Après vérification de l’absence de signes cliniques et biologiques en faveur d’un trouble de la coagulation ou d’un syndrome infectieux, à J3, les deux opérateurs et l'infirmier procédèrent au lavage chirurgical des mains, sarraux, gants et lunettes. Ils préparèrent l'ensemble du matériel anesthésie et réanimation, Monitoring TA FC et procédèrent à l'installation en décubitus latéral de l'Auteur : un coussin sous la tête, genoux remontés sur le ventre en position foetale.

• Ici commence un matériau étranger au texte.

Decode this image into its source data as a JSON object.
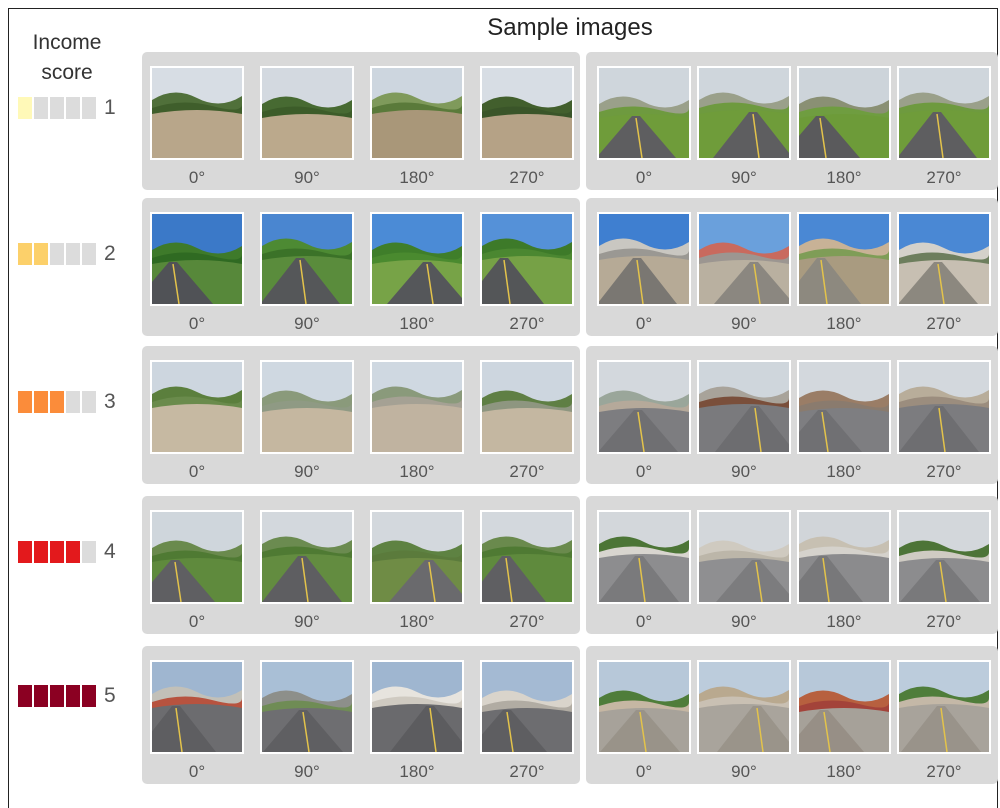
{
  "header": {
    "legend_title_line1": "Income",
    "legend_title_line2": "score",
    "sample_title": "Sample images"
  },
  "score_colors": [
    "#fff9b8",
    "#fcd06a",
    "#fb8c3a",
    "#e3191c",
    "#8b0022"
  ],
  "empty_segment_color": "#dcdcdc",
  "rows": [
    {
      "score": "1",
      "level": 1
    },
    {
      "score": "2",
      "level": 2
    },
    {
      "score": "3",
      "level": 3
    },
    {
      "score": "4",
      "level": 4
    },
    {
      "score": "5",
      "level": 5
    }
  ],
  "angles": [
    "0°",
    "90°",
    "180°",
    "270°"
  ]
}
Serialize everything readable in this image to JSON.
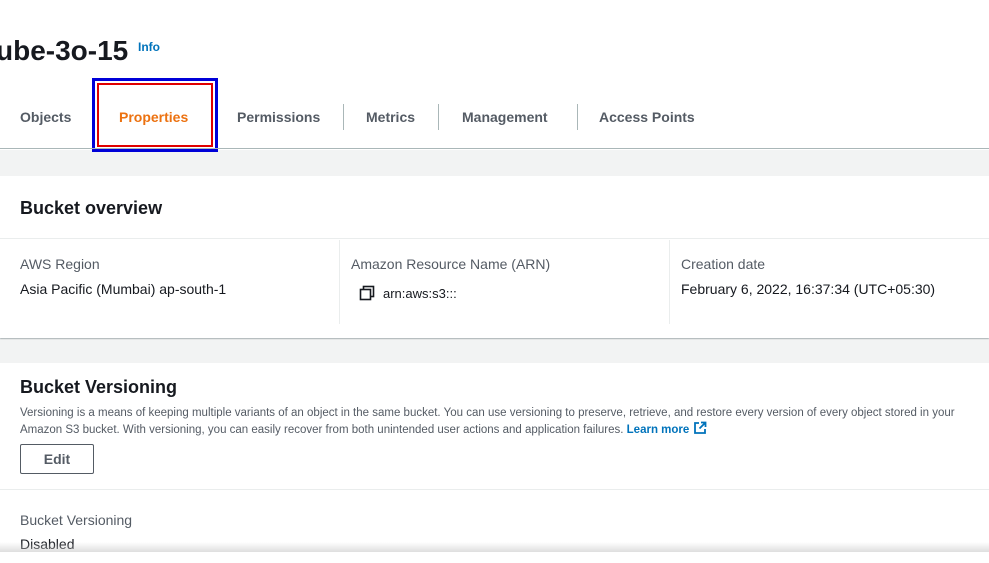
{
  "header": {
    "title_fragment": "ube-3o-15",
    "info_label": "Info"
  },
  "tabs": [
    {
      "label": "Objects",
      "active": false
    },
    {
      "label": "Properties",
      "active": true
    },
    {
      "label": "Permissions",
      "active": false
    },
    {
      "label": "Metrics",
      "active": false
    },
    {
      "label": "Management",
      "active": false
    },
    {
      "label": "Access Points",
      "active": false
    }
  ],
  "overview": {
    "title": "Bucket overview",
    "region_label": "AWS Region",
    "region_value": "Asia Pacific (Mumbai) ap-south-1",
    "arn_label": "Amazon Resource Name (ARN)",
    "arn_value": "arn:aws:s3:::",
    "date_label": "Creation date",
    "date_value": "February 6, 2022, 16:37:34 (UTC+05:30)"
  },
  "versioning": {
    "title": "Bucket Versioning",
    "description": "Versioning is a means of keeping multiple variants of an object in the same bucket. You can use versioning to preserve, retrieve, and restore every version of every object stored in your Amazon S3 bucket. With versioning, you can easily recover from both unintended user actions and application failures.",
    "learn_more": "Learn more",
    "edit_label": "Edit",
    "status_label": "Bucket Versioning",
    "status_value": "Disabled"
  },
  "icons": {
    "copy": "copy-icon",
    "external_link": "external-link-icon"
  },
  "colors": {
    "active_tab": "#ec7211",
    "link": "#0073bb",
    "highlight_outer": "#0000d8",
    "highlight_inner": "#e00000"
  }
}
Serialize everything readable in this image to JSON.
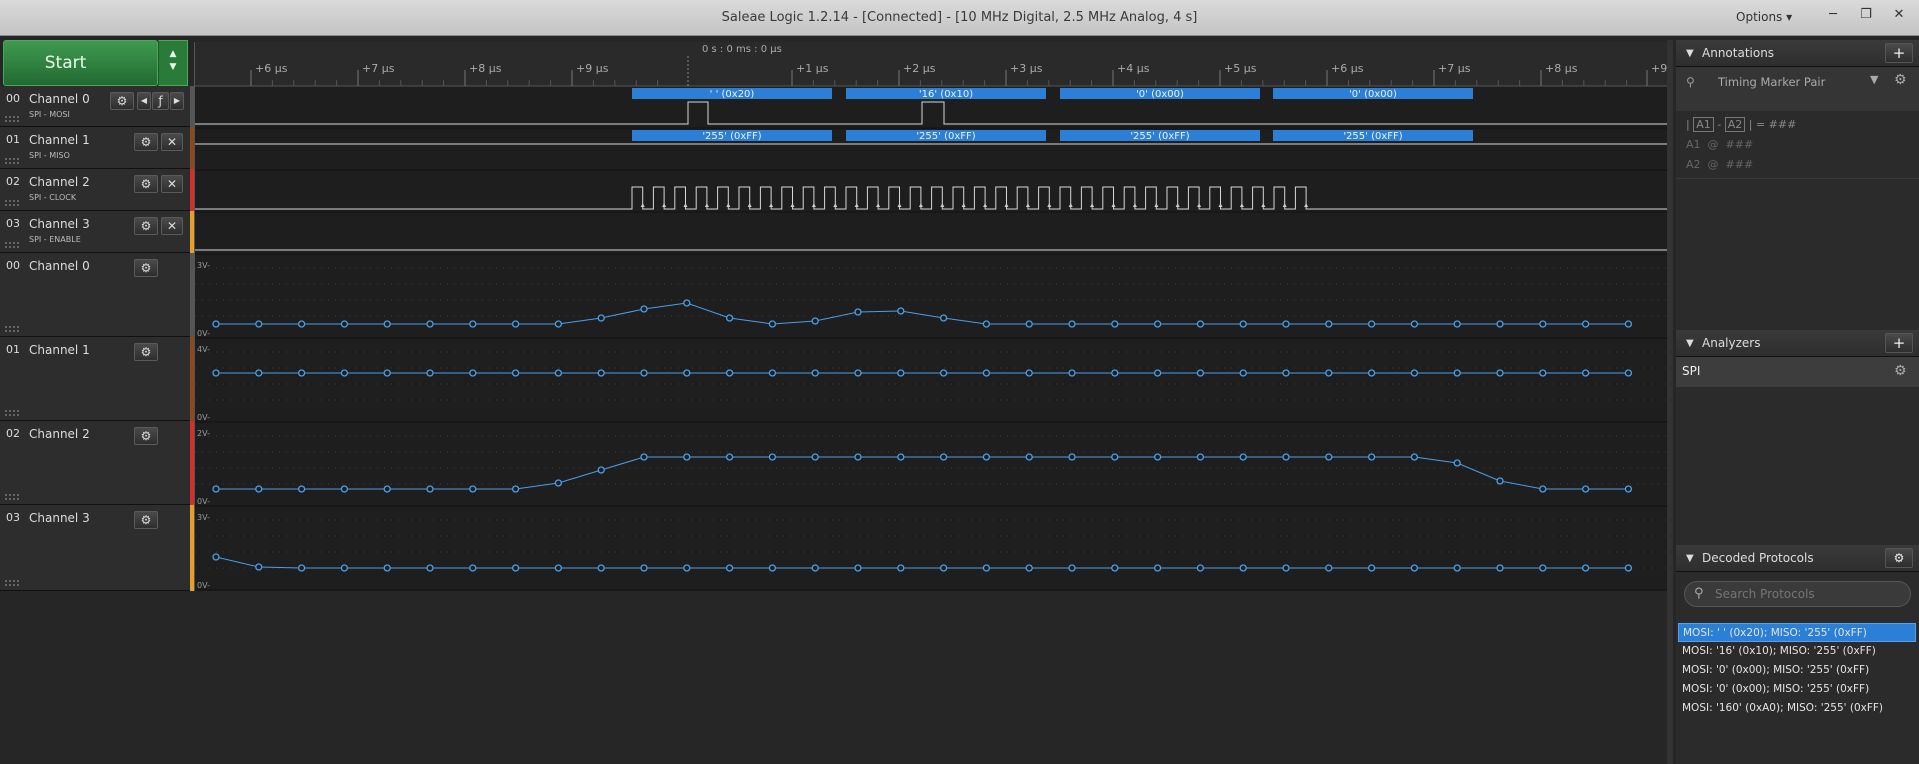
{
  "window": {
    "title": "Saleae Logic 1.2.14 - [Connected] - [10 MHz Digital, 2.5 MHz Analog, 4 s]",
    "options_label": "Options ▾",
    "minimize": "─",
    "restore": "❐",
    "close": "✕"
  },
  "start": {
    "label": "Start",
    "arrow_up": "▲",
    "arrow_down": "▼"
  },
  "timeline": {
    "center_label": "0 s : 0 ms : 0 μs",
    "ticks": [
      "+6 μs",
      "+7 μs",
      "+8 μs",
      "+9 μs",
      "+1 μs",
      "+2 μs",
      "+3 μs",
      "+4 μs",
      "+5 μs",
      "+6 μs",
      "+7 μs",
      "+8 μs",
      "+9"
    ]
  },
  "digital_channels": [
    {
      "num": "00",
      "name": "Channel 0",
      "signal": "SPI - MOSI",
      "color": "#555555"
    },
    {
      "num": "01",
      "name": "Channel 1",
      "signal": "SPI - MISO",
      "color": "#8b4a1e"
    },
    {
      "num": "02",
      "name": "Channel 2",
      "signal": "SPI - CLOCK",
      "color": "#d32f2f"
    },
    {
      "num": "03",
      "name": "Channel 3",
      "signal": "SPI - ENABLE",
      "color": "#e6a02a"
    }
  ],
  "analog_channels": [
    {
      "num": "00",
      "name": "Channel 0",
      "vmax": "3V-",
      "vmin": "0V-",
      "color": "#555555"
    },
    {
      "num": "01",
      "name": "Channel 1",
      "vmax": "4V-",
      "vmin": "0V-",
      "color": "#8b4a1e"
    },
    {
      "num": "02",
      "name": "Channel 2",
      "vmax": "2V-",
      "vmin": "0V-",
      "color": "#d32f2f"
    },
    {
      "num": "03",
      "name": "Channel 3",
      "vmax": "3V-",
      "vmin": "0V-",
      "color": "#e6a02a"
    }
  ],
  "icons": {
    "gear": "⚙",
    "close": "✕",
    "prev": "◀",
    "edge": "ƒ",
    "next": "▶"
  },
  "decoded_bubbles": {
    "mosi": [
      "' ' (0x20)",
      "'16' (0x10)",
      "'0' (0x00)",
      "'0' (0x00)"
    ],
    "miso": [
      "'255' (0xFF)",
      "'255' (0xFF)",
      "'255' (0xFF)",
      "'255' (0xFF)"
    ]
  },
  "annotations": {
    "header": "Annotations",
    "marker_pair": "Timing Marker Pair",
    "formula": {
      "pipe": "|",
      "a1": "A1",
      "dash": "-",
      "a2": "A2",
      "rest": "| = ###"
    },
    "a1_row": "A1  @  ###",
    "a2_row": "A2  @  ###"
  },
  "analyzers": {
    "header": "Analyzers",
    "items": [
      "SPI"
    ]
  },
  "decoded_protocols": {
    "header": "Decoded Protocols",
    "search_placeholder": "Search Protocols",
    "items": [
      "MOSI: ' ' (0x20);  MISO: '255' (0xFF)",
      "MOSI: '16' (0x10);  MISO: '255' (0xFF)",
      "MOSI: '0' (0x00);  MISO: '255' (0xFF)",
      "MOSI: '0' (0x00);  MISO: '255' (0xFF)",
      "MOSI: '160' (0xA0);  MISO: '255' (0xFF)"
    ],
    "selected_index": 0
  },
  "colors": {
    "accent": "#2c7fd6",
    "start_green": "#2e8a3e",
    "waveform": "#e0e0e0",
    "analog": "#4a9fe8"
  }
}
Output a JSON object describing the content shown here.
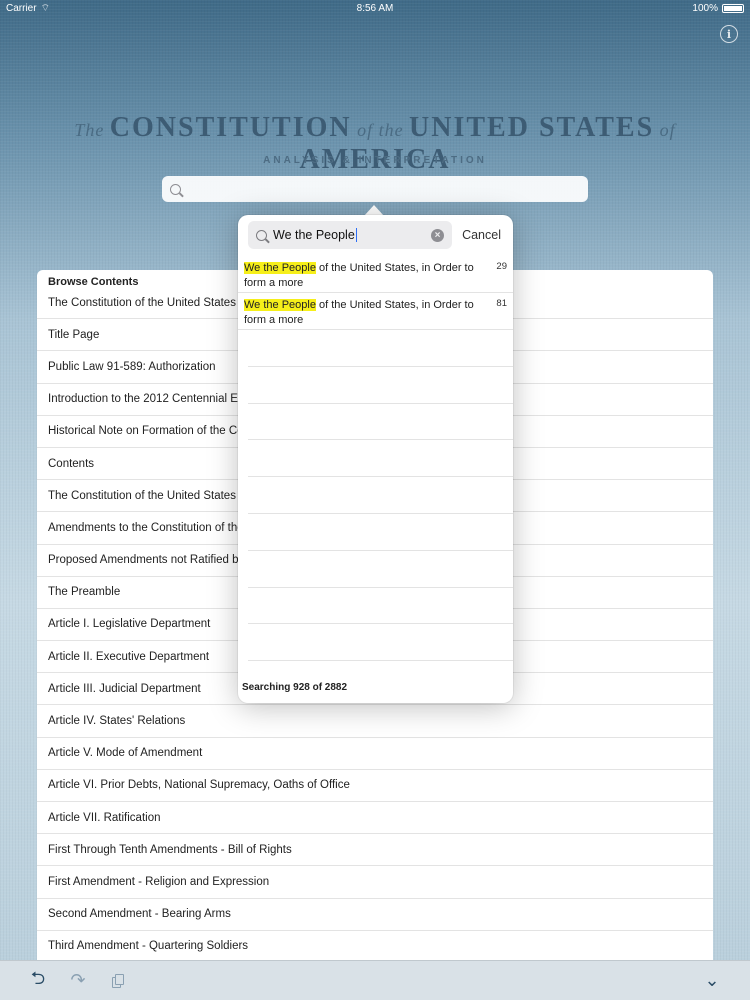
{
  "status_bar": {
    "carrier": "Carrier",
    "time": "8:56 AM",
    "battery": "100%"
  },
  "header": {
    "title_the": "The",
    "title_constitution": "CONSTITUTION",
    "title_of_the": "of the",
    "title_united_states": "UNITED STATES",
    "title_of": "of",
    "title_america": "AMERICA",
    "subtitle": "ANALYSIS & INTERPRETATION"
  },
  "main_search": {
    "placeholder": ""
  },
  "browse": {
    "header": "Browse Contents",
    "items": [
      "The Constitution of the United States of America",
      "Title Page",
      "Public Law 91-589: Authorization",
      "Introduction to the 2012 Centennial Edition",
      "Historical Note on Formation of the Constitution",
      "Contents",
      "The Constitution of the United States of America",
      "Amendments to the Constitution of the United States",
      "Proposed Amendments not Ratified by the States",
      "The Preamble",
      "Article I. Legislative Department",
      "Article II. Executive Department",
      "Article III. Judicial Department",
      "Article IV. States' Relations",
      "Article V. Mode of Amendment",
      "Article VI. Prior Debts, National Supremacy, Oaths of Office",
      "Article VII. Ratification",
      "First Through Tenth Amendments - Bill of Rights",
      "First Amendment - Religion and Expression",
      "Second Amendment - Bearing Arms",
      "Third Amendment - Quartering Soldiers"
    ]
  },
  "popover": {
    "search_value": "We the People",
    "cancel_label": "Cancel",
    "results": [
      {
        "highlight": "We the People",
        "rest": " of the United States, in Order to form a more",
        "count": "29"
      },
      {
        "highlight": "We the People",
        "rest": " of the United States, in Order to form a more",
        "count": "81"
      }
    ],
    "status": "Searching 928 of 2882"
  },
  "toolbar": {
    "undo_icon": "undo-icon",
    "redo_icon": "redo-icon",
    "copy_icon": "copy-icon",
    "chevron_icon": "chevron-down-icon"
  },
  "colors": {
    "highlight": "#f6ef1a",
    "title": "#3d5c74"
  }
}
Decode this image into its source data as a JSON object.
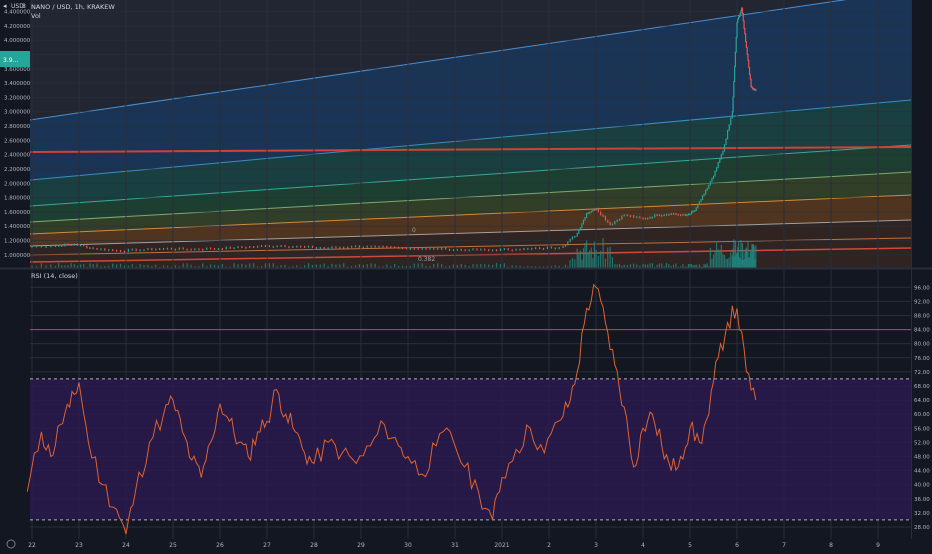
{
  "header": {
    "symbol_title": "NANO / USD, 1h, KRAKEW",
    "indicator_label": "Vol",
    "currency_label": "USD",
    "arrow_glyph": "◂",
    "lock_glyph": "8"
  },
  "colors": {
    "background": "#131722",
    "rsi_line": "#e0622e",
    "rsi_band": "#2a1a4e",
    "level_line": "#d0413b",
    "candle_up": "#26a69a",
    "candle_down": "#ef5350",
    "volume": "#1f8a82",
    "price_tag_bg": "#26a69a"
  },
  "chart_data": [
    {
      "type": "line",
      "title": "NANO / USD, 1h, KRAKEW",
      "x_ticks": [
        "22",
        "23",
        "24",
        "25",
        "26",
        "27",
        "28",
        "29",
        "30",
        "31",
        "2021",
        "2",
        "3",
        "4",
        "5",
        "6",
        "7",
        "8",
        "9"
      ],
      "y_ticks": [
        "1.000000",
        "1.200000",
        "1.400000",
        "1.600000",
        "1.800000",
        "2.000000",
        "2.200000",
        "2.400000",
        "2.600000",
        "2.800000",
        "3.000000",
        "3.200000",
        "3.400000",
        "3.600000",
        "3.800000",
        "4.000000",
        "4.200000",
        "4.400000"
      ],
      "ylim": [
        0.9,
        4.45
      ],
      "close_price_label": "",
      "price_label_sub": "",
      "price_tag_text": "3.9…",
      "fib_label": "0.382",
      "fib_label_2": "0",
      "points": [
        {
          "x": 21.9,
          "y": 1.12
        },
        {
          "x": 22.5,
          "y": 1.13
        },
        {
          "x": 22.9,
          "y": 1.15
        },
        {
          "x": 23.3,
          "y": 1.09
        },
        {
          "x": 23.8,
          "y": 1.06
        },
        {
          "x": 24.3,
          "y": 1.07
        },
        {
          "x": 24.8,
          "y": 1.09
        },
        {
          "x": 25.3,
          "y": 1.08
        },
        {
          "x": 25.8,
          "y": 1.09
        },
        {
          "x": 26.3,
          "y": 1.1
        },
        {
          "x": 26.8,
          "y": 1.12
        },
        {
          "x": 27.3,
          "y": 1.13
        },
        {
          "x": 27.8,
          "y": 1.11
        },
        {
          "x": 28.3,
          "y": 1.1
        },
        {
          "x": 28.8,
          "y": 1.12
        },
        {
          "x": 29.3,
          "y": 1.11
        },
        {
          "x": 29.8,
          "y": 1.1
        },
        {
          "x": 30.3,
          "y": 1.09
        },
        {
          "x": 30.8,
          "y": 1.08
        },
        {
          "x": 31.3,
          "y": 1.07
        },
        {
          "x": 31.8,
          "y": 1.07
        },
        {
          "x": 32.3,
          "y": 1.08
        },
        {
          "x": 32.8,
          "y": 1.09
        },
        {
          "x": 33.3,
          "y": 1.12
        },
        {
          "x": 33.6,
          "y": 1.3
        },
        {
          "x": 33.8,
          "y": 1.58
        },
        {
          "x": 34.0,
          "y": 1.65
        },
        {
          "x": 34.3,
          "y": 1.42
        },
        {
          "x": 34.6,
          "y": 1.56
        },
        {
          "x": 35.0,
          "y": 1.5
        },
        {
          "x": 35.3,
          "y": 1.56
        },
        {
          "x": 35.6,
          "y": 1.58
        },
        {
          "x": 35.9,
          "y": 1.55
        },
        {
          "x": 36.1,
          "y": 1.62
        },
        {
          "x": 36.3,
          "y": 1.85
        },
        {
          "x": 36.5,
          "y": 2.1
        },
        {
          "x": 36.7,
          "y": 2.45
        },
        {
          "x": 36.9,
          "y": 3.0
        },
        {
          "x": 37.0,
          "y": 4.25
        },
        {
          "x": 37.1,
          "y": 4.45
        },
        {
          "x": 37.2,
          "y": 3.9
        },
        {
          "x": 37.3,
          "y": 3.35
        },
        {
          "x": 37.4,
          "y": 3.3
        }
      ]
    },
    {
      "type": "line",
      "title": "RSI (14, close)",
      "x_ticks": [
        "22",
        "23",
        "24",
        "25",
        "26",
        "27",
        "28",
        "29",
        "30",
        "31",
        "2021",
        "2",
        "3",
        "4",
        "5",
        "6",
        "7",
        "8",
        "9"
      ],
      "y_ticks": [
        "28.00",
        "32.00",
        "36.00",
        "40.00",
        "44.00",
        "48.00",
        "52.00",
        "56.00",
        "60.00",
        "64.00",
        "68.00",
        "72.00",
        "76.00",
        "80.00",
        "84.00",
        "88.00",
        "92.00",
        "96.00"
      ],
      "ylim": [
        26,
        97.5
      ],
      "upper_band": 70,
      "lower_band": 30,
      "upper_line": 84,
      "rsi_label_right": "68.25",
      "points": [
        {
          "x": 21.9,
          "y": 38
        },
        {
          "x": 22.2,
          "y": 55
        },
        {
          "x": 22.4,
          "y": 48
        },
        {
          "x": 22.6,
          "y": 57
        },
        {
          "x": 22.8,
          "y": 62
        },
        {
          "x": 23.0,
          "y": 69
        },
        {
          "x": 23.2,
          "y": 52
        },
        {
          "x": 23.5,
          "y": 40
        },
        {
          "x": 23.8,
          "y": 33
        },
        {
          "x": 24.0,
          "y": 26
        },
        {
          "x": 24.2,
          "y": 38
        },
        {
          "x": 24.5,
          "y": 52
        },
        {
          "x": 24.8,
          "y": 60
        },
        {
          "x": 25.0,
          "y": 64
        },
        {
          "x": 25.2,
          "y": 55
        },
        {
          "x": 25.4,
          "y": 47
        },
        {
          "x": 25.6,
          "y": 42
        },
        {
          "x": 25.8,
          "y": 52
        },
        {
          "x": 26.0,
          "y": 63
        },
        {
          "x": 26.2,
          "y": 58
        },
        {
          "x": 26.4,
          "y": 52
        },
        {
          "x": 26.6,
          "y": 48
        },
        {
          "x": 26.8,
          "y": 55
        },
        {
          "x": 27.0,
          "y": 58
        },
        {
          "x": 27.2,
          "y": 67
        },
        {
          "x": 27.4,
          "y": 60
        },
        {
          "x": 27.6,
          "y": 55
        },
        {
          "x": 27.8,
          "y": 49
        },
        {
          "x": 28.0,
          "y": 46
        },
        {
          "x": 28.3,
          "y": 52
        },
        {
          "x": 28.6,
          "y": 49
        },
        {
          "x": 28.9,
          "y": 46
        },
        {
          "x": 29.2,
          "y": 51
        },
        {
          "x": 29.5,
          "y": 57
        },
        {
          "x": 29.8,
          "y": 51
        },
        {
          "x": 30.0,
          "y": 48
        },
        {
          "x": 30.3,
          "y": 43
        },
        {
          "x": 30.6,
          "y": 51
        },
        {
          "x": 30.9,
          "y": 55
        },
        {
          "x": 31.2,
          "y": 45
        },
        {
          "x": 31.5,
          "y": 38
        },
        {
          "x": 31.8,
          "y": 30
        },
        {
          "x": 32.0,
          "y": 42
        },
        {
          "x": 32.3,
          "y": 50
        },
        {
          "x": 32.6,
          "y": 56
        },
        {
          "x": 32.9,
          "y": 49
        },
        {
          "x": 33.2,
          "y": 58
        },
        {
          "x": 33.4,
          "y": 62
        },
        {
          "x": 33.6,
          "y": 72
        },
        {
          "x": 33.8,
          "y": 90
        },
        {
          "x": 34.0,
          "y": 96
        },
        {
          "x": 34.2,
          "y": 86
        },
        {
          "x": 34.4,
          "y": 74
        },
        {
          "x": 34.6,
          "y": 62
        },
        {
          "x": 34.8,
          "y": 45
        },
        {
          "x": 35.0,
          "y": 56
        },
        {
          "x": 35.2,
          "y": 60
        },
        {
          "x": 35.4,
          "y": 51
        },
        {
          "x": 35.6,
          "y": 44
        },
        {
          "x": 35.8,
          "y": 48
        },
        {
          "x": 36.0,
          "y": 56
        },
        {
          "x": 36.2,
          "y": 52
        },
        {
          "x": 36.4,
          "y": 60
        },
        {
          "x": 36.6,
          "y": 76
        },
        {
          "x": 36.8,
          "y": 86
        },
        {
          "x": 37.0,
          "y": 90
        },
        {
          "x": 37.2,
          "y": 72
        },
        {
          "x": 37.4,
          "y": 64
        }
      ]
    }
  ]
}
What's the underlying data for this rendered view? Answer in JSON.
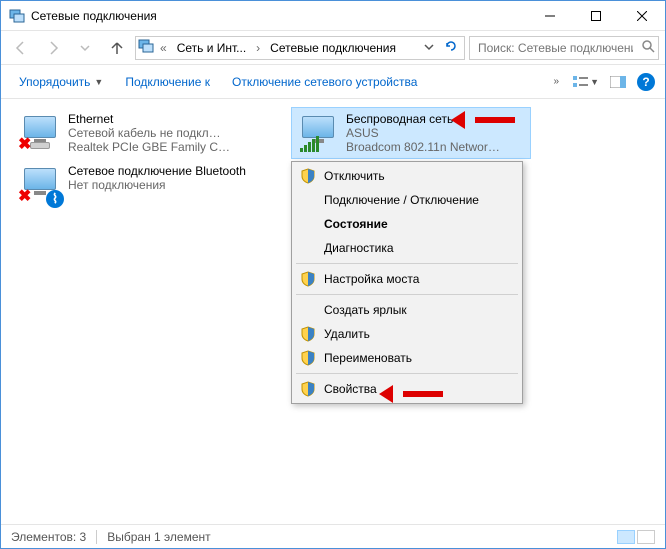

Ils repérèrent rapidement le point de ponction veineuse à gros débit sur le membre supérieur en position inférieure de l'Auteur. Le point de ponction péridural lombaire aurait lieu au même niveau que la ponction précédente. Ils mirent en place le garrot chirurgical sur les deux champs veineux et péridural de l'Auteur. Ils utilisèrent le matériel habituel de l’opérateur péridural : deux champs stériles autocollants, une cupule, des compresses en nombre nécessaire, une seringue 20 cc, une aiguille sous-cutanée, un flacon Xylo 1%NA, une aiguille de Tuohy, une seringue de repérage trois pièces luer lock ainsi que 20 cc sérum physiologique.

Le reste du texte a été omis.